# Recent Advancements in Neural Computation: Differentiable Neural Computers and End-To-End Memory Networks

Konstantinos Kogkalidis [6230067]

June 3, 2018

## 1 Introduction

In the last decade, neural networks have considerably revolutionized computation and artificial intelligence. Neural networks have been setting new benchmarks in tasks from a broad range of fields, including computer vision, natural language processing and pattern recognition; many of these tasks previously unsolved, and some of these benchmarks surpassing human-level performance. Until recently, this astounding potential has for the most part been limited to tasks involving sensory processing and representation learning. Memory-centric tasks, i.e. tasks requiring data storage and retrieval, have however proven difficult for neural networks to model. This paper serves as a literature review of two recent approaches towards bypassing this limitation, namely Differentiable Neural Computers (DNCs) and End-to-End Memory Networks. The rest of this section will briefly introduce some important background concepts, before the models' details are examined in sections 2 and 3, respectively. Section 4 provides a short discussion and a comparative analysis on the two approaches, and section 5 presents some concluding remarks.

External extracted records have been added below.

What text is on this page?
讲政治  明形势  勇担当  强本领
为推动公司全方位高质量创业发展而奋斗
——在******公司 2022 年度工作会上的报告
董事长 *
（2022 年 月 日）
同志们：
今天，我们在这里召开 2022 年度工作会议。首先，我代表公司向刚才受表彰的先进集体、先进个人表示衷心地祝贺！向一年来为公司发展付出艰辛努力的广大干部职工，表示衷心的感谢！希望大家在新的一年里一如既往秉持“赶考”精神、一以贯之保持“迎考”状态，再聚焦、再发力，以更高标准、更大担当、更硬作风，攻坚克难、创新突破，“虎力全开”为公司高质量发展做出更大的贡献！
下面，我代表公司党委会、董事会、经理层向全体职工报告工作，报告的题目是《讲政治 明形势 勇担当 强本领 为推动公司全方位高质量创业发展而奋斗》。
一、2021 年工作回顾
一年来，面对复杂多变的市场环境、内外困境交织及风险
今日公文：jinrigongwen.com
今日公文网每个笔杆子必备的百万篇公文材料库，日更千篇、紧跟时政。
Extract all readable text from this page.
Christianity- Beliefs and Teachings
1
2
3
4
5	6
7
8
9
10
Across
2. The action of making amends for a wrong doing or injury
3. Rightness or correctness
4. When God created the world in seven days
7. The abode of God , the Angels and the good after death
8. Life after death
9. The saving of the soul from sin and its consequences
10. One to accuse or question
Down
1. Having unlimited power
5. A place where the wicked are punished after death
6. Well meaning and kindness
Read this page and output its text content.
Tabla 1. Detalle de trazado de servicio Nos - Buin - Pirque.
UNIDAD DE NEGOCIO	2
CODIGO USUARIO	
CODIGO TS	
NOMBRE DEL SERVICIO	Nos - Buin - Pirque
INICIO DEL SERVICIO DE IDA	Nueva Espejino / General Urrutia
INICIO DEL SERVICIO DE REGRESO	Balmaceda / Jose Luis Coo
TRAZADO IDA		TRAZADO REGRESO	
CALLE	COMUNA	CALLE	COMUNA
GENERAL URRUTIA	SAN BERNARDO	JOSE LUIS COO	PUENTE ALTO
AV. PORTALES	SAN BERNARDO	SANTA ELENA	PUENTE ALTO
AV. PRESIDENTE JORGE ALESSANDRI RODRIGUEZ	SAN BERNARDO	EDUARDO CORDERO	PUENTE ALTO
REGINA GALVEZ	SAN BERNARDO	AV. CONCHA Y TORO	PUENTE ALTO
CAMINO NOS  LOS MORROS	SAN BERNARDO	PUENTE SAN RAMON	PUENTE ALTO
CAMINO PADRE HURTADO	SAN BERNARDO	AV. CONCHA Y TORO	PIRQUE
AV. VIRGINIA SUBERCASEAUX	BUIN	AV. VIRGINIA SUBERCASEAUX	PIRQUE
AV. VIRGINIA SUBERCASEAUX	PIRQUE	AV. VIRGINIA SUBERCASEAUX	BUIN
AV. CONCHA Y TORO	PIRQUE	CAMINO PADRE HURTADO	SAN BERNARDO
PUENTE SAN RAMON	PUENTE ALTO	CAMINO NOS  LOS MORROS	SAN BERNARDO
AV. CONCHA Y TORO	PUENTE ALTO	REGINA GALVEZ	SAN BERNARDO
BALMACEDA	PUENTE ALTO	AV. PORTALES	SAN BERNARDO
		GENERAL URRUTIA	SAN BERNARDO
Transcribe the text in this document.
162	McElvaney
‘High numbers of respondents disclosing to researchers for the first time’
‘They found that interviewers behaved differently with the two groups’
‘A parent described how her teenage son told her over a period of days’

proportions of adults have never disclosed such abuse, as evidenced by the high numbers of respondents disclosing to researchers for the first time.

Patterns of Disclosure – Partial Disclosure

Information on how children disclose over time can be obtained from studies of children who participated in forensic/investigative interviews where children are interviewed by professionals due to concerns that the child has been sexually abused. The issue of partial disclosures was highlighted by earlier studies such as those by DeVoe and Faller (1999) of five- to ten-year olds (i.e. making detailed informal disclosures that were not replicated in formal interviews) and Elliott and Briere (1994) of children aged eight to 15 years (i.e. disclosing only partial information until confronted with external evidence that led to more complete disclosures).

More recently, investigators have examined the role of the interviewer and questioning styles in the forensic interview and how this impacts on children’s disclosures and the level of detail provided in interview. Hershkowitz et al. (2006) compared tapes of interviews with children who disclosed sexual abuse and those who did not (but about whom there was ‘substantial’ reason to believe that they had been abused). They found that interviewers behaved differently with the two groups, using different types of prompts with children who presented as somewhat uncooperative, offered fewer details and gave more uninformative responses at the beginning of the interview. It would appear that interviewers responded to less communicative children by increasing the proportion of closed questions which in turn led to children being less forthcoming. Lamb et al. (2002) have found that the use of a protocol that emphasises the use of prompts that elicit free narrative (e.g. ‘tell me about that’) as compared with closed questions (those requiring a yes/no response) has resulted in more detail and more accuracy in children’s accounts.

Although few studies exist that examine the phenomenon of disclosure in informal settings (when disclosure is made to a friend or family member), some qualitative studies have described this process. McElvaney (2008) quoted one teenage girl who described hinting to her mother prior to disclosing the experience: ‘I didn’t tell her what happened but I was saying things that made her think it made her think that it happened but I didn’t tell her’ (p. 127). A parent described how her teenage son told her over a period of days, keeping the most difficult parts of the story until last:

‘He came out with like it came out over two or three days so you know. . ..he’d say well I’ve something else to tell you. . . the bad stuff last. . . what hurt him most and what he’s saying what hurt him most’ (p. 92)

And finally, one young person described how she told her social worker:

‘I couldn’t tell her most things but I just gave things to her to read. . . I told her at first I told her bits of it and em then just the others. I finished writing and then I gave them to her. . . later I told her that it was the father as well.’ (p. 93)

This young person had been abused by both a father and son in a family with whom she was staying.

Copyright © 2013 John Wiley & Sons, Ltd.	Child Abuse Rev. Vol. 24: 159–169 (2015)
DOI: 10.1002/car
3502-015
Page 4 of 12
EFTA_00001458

A particularly interesting subclass of neural networks are Recurrent Neural Networks (RNNs). Unlike traditional networks, which accept a fixed-size input vector and produce a fixed-size output vector over a finite number of computational steps, RNNs instead operate on sequences of vectors. This additional axis is captured by allowing the RNN to accept one vector at a time and construct an intermediate representation of it, which then combines with the next input vector to affect the computation of the next such representation (Fig.1). This elegant addition accounts for a drastic improvement in the representational capacity of the network. Whereas a simple net acts as a fixed function, a RNN acts as a program operating on sequences of inputs. Under this viewpoint, the RNN's hidden representation can be perceived as the program's internal variables, updating as new inputs are received and affecting the computation as it progresses.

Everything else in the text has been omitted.